Based on additional experimental data, the researchers suggested combination treatments with BCL2 inhibitors in a clinical trial setting are warranted to understand whether such treatments would limit generation of resistance.
In the study, the researchers noted their results could be limited by the use of an in vitro system, but the “long-term dose-escalation REC-1 model has proven to be efficient in both recapitulating BTK mutations that have been previously reported (three out of five) in the context of in vivo pirtobrutinib resistance and in identifying novel mutations.”
Alternative signaling pathways may represent viable targets for overcoming resistance to non-covalent BTK inhibitors.
Any conflicts of interest declared by the authors can be found in the original articles.
References
- Bonfiglio S, Sutton L-A, Ljungström V, et al.
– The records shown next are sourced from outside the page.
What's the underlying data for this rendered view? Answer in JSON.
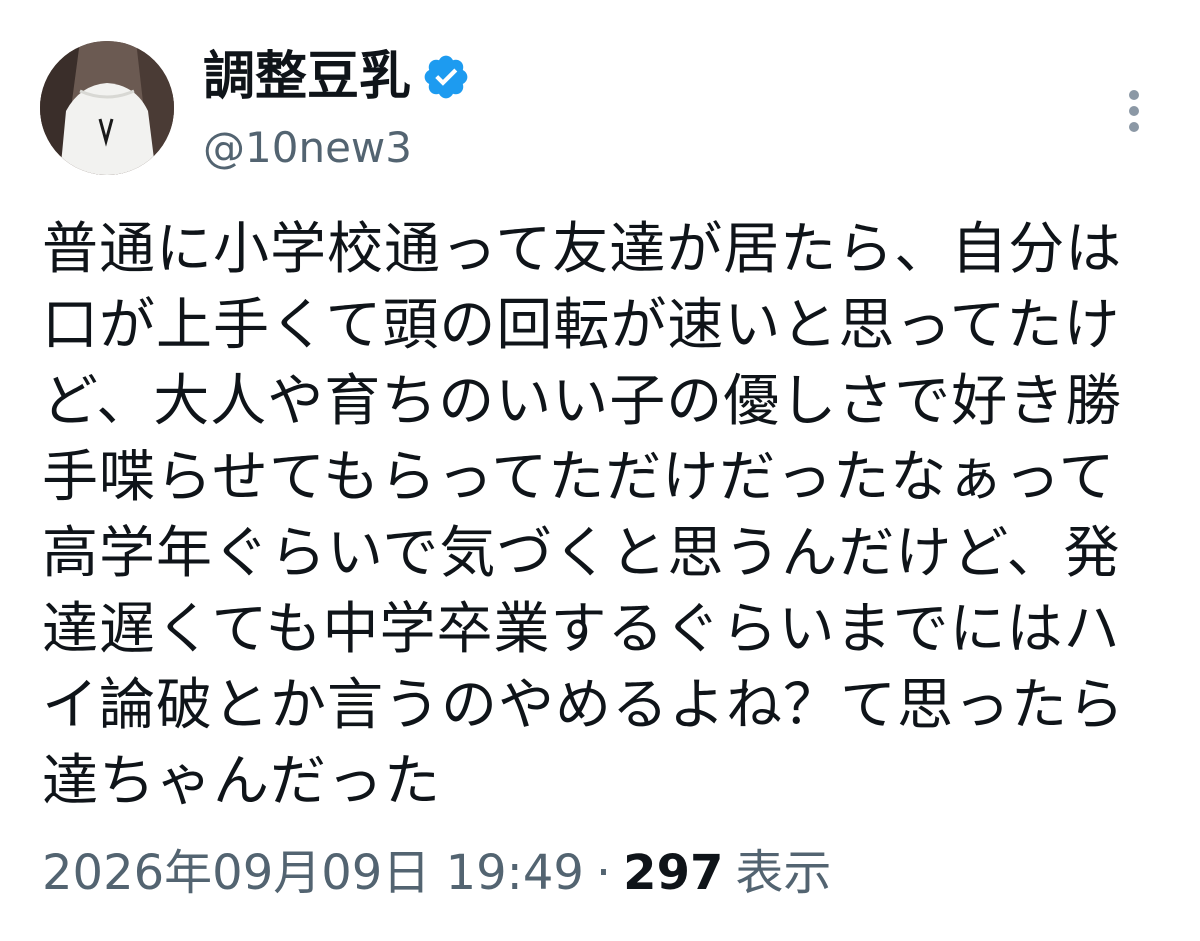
{
  "author": {
    "display_name": "調整豆乳",
    "handle": "@10new3",
    "verified_icon": "verified-badge-icon",
    "badge_color": "#1d9bf0"
  },
  "tweet": {
    "lines": [
      "普通に小学校通って友達が居たら、自分は",
      "口が上手くて頭の回転が速いと思ってたけ",
      "ど、大人や育ちのいい子の優しさで好き勝",
      "手喋らせてもらってただけだったなぁって",
      "高学年ぐらいで気づくと思うんだけど、発",
      "達遅くても中学卒業するぐらいまでにはハ",
      "イ論破とか言うのやめるよね？て思ったら",
      "達ちゃんだった"
    ]
  },
  "meta": {
    "timestamp": "2026年09月09日 19:49",
    "separator": "·",
    "views_count": "297",
    "views_label": "表示"
  },
  "icons": {
    "more": "more-options-icon",
    "avatar": "avatar"
  }
}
BTK and PLCG2 remain unmutated in one third of patients with CLL relapsing on ibrutinib [published online, 2023 Jan 25]. Blood Adv. doi: 10.1182/bloodadvances.2022008821.
- Qi J, Endres S, Yosifov DY, et al. Acquired BTK mutations associated with resistance to non-covalent BTK inhibitors [published online, 2023 Jan 20]. Blood Adv. doi: 10.1182/bloodadvances.2022008955.